Il compito del nuovo Papa fu quello di introdurre la Chiesa nel terzo millennio, confluito nel momento grandioso dell'apertura della Porta santa della Basilica di San Pietro, nella notte di Natale del 1999. Un pontificato il suo, espresso così bene da Papa Francesco, oggi, 18 maggio, nell'omelia durante la Messa celebrata nella Basilica di San Pietro, nella Cappella davanti alla sua tomba: “I tre tratti che hanno caratterizzato Giovanni Paolo II: la preghiera, la vicinanza al popolo e l'amore per la giustizia. San Giovanni Paolo II era un uomo di Dio perché pregava tanto: tanto tempo di preghiera. Sapeva che il primo compito del vescovo è pregare. Il secondo tratto: era un uomo di vicinanza al popolo e ha girato il mondo intero per cercare il suo popolo. E la vicinanza è uno dei tratti di Dio: Dio è vicino al popolo. Una vicinanza che si fa forte in Gesù...Giovanni Paolo II ci ha dato l'esempio di questa vicinanza: ai grandi e ai piccoli, ai vicini e ai lontani...Poi era un uomo che voleva la giustizia: la giustizia dei popoli, quella che caccia le guerre, ma una giustizia piena e per questo parlava di misericordia: perché non c'è giustizia senza misericordia.
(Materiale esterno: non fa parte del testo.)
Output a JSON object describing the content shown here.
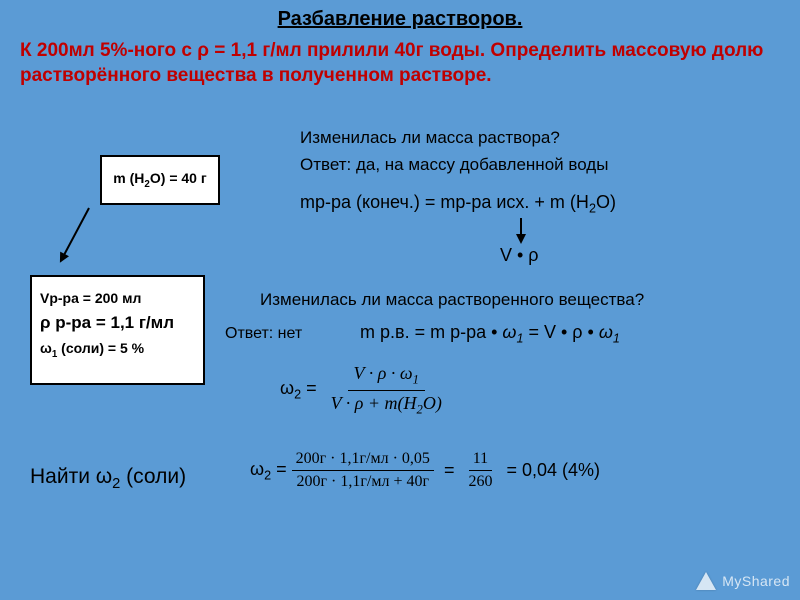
{
  "title": "Разбавление растворов.",
  "problem": "К 200мл 5%-ного  с ρ = 1,1 г/мл прилили 40г воды. Определить массовую долю растворённого вещества в полученном растворе.",
  "box1": "m (H₂O) = 40 г",
  "box2_line1": "Vр-ра = 200 мл",
  "box2_line2": "ρ р-ра = 1,1 г/мл",
  "box2_line3": "ω₁ (соли) = 5 %",
  "q1": "Изменилась ли масса раствора?",
  "a1": "Ответ: да, на массу добавленной воды",
  "eq1": "mр-ра (конеч.) = mр-ра исх. + m (H₂O)",
  "eq2": "V • ρ",
  "q2": "Изменилась ли масса растворенного вещества?",
  "a2": "Ответ: нет",
  "eq3_part1": "m р.в. = m р-ра • ",
  "eq3_omega": "ω₁",
  "eq3_part2": "  = V • ρ • ",
  "frac1_label": "ω₂ = ",
  "frac1_num": "V · ρ · ω₁",
  "frac1_den": "V · ρ + m(H₂O)",
  "frac2_label": "ω₂ =",
  "frac2_num": "200г · 1,1г/мл · 0,05",
  "frac2_den": "200г · 1,1г/мл + 40г",
  "frac3_num": "11",
  "frac3_den": "260",
  "result": "= 0,04  (4%)",
  "find": "Найти ω₂ (соли)",
  "watermark": "MyShared"
}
Ha fatto tanto perché la gente capisse la Divina Misericordia, in particolare con la devozione a Santa Faustina...”.
Ripensando alle immagini dei suoi 26 anni di pontificato, come non ricordare i momenti più significativi, mentre in mezzo alla folla abbraccia i bambini o i malati, inginocchiato sulla terra delle numerose nazioni che lo hanno visto pellegrino per il mondo, sorridente in mezzo alla natura delle sue amate montagne, gioioso ed esultante con i giovani nelle tante Giornate Mondiali della Gioventù, nelle quali li esortava a non avere paura... Ed ancora, prostrato davanti alle immagini della Vergine Maria: “Totus tuuus”. La Madonna, che lo salverà durante l'attentato che subirà nel 1981, in un momento che lo legherà alla profezia del terzo segreto di Fatima. Come dimenticare le istantanee degli ultimi anni della sua malattia, che lo ritraggono fragile e sofferente, aggrappato alla croce pastorale, ma comunque sorretto dalla forza immensa della fede... E quelle di tutta la folla, tra cui tantissimi i giovani, in piazza San Pietro, in lacrime nella sera del 2 aprile 2005, quando viene annunciato che il Papa è tornato alla casa del Padre. Un dolore, quello per la sua morte, che attraverserà tutto il mondo confluendo nel momento solenne dei suoi funerali quando, davanti alla bara con il Vangelo sfogliato dal vento, si eleverà un grido accorato e unanime: “Santo subito...!!”.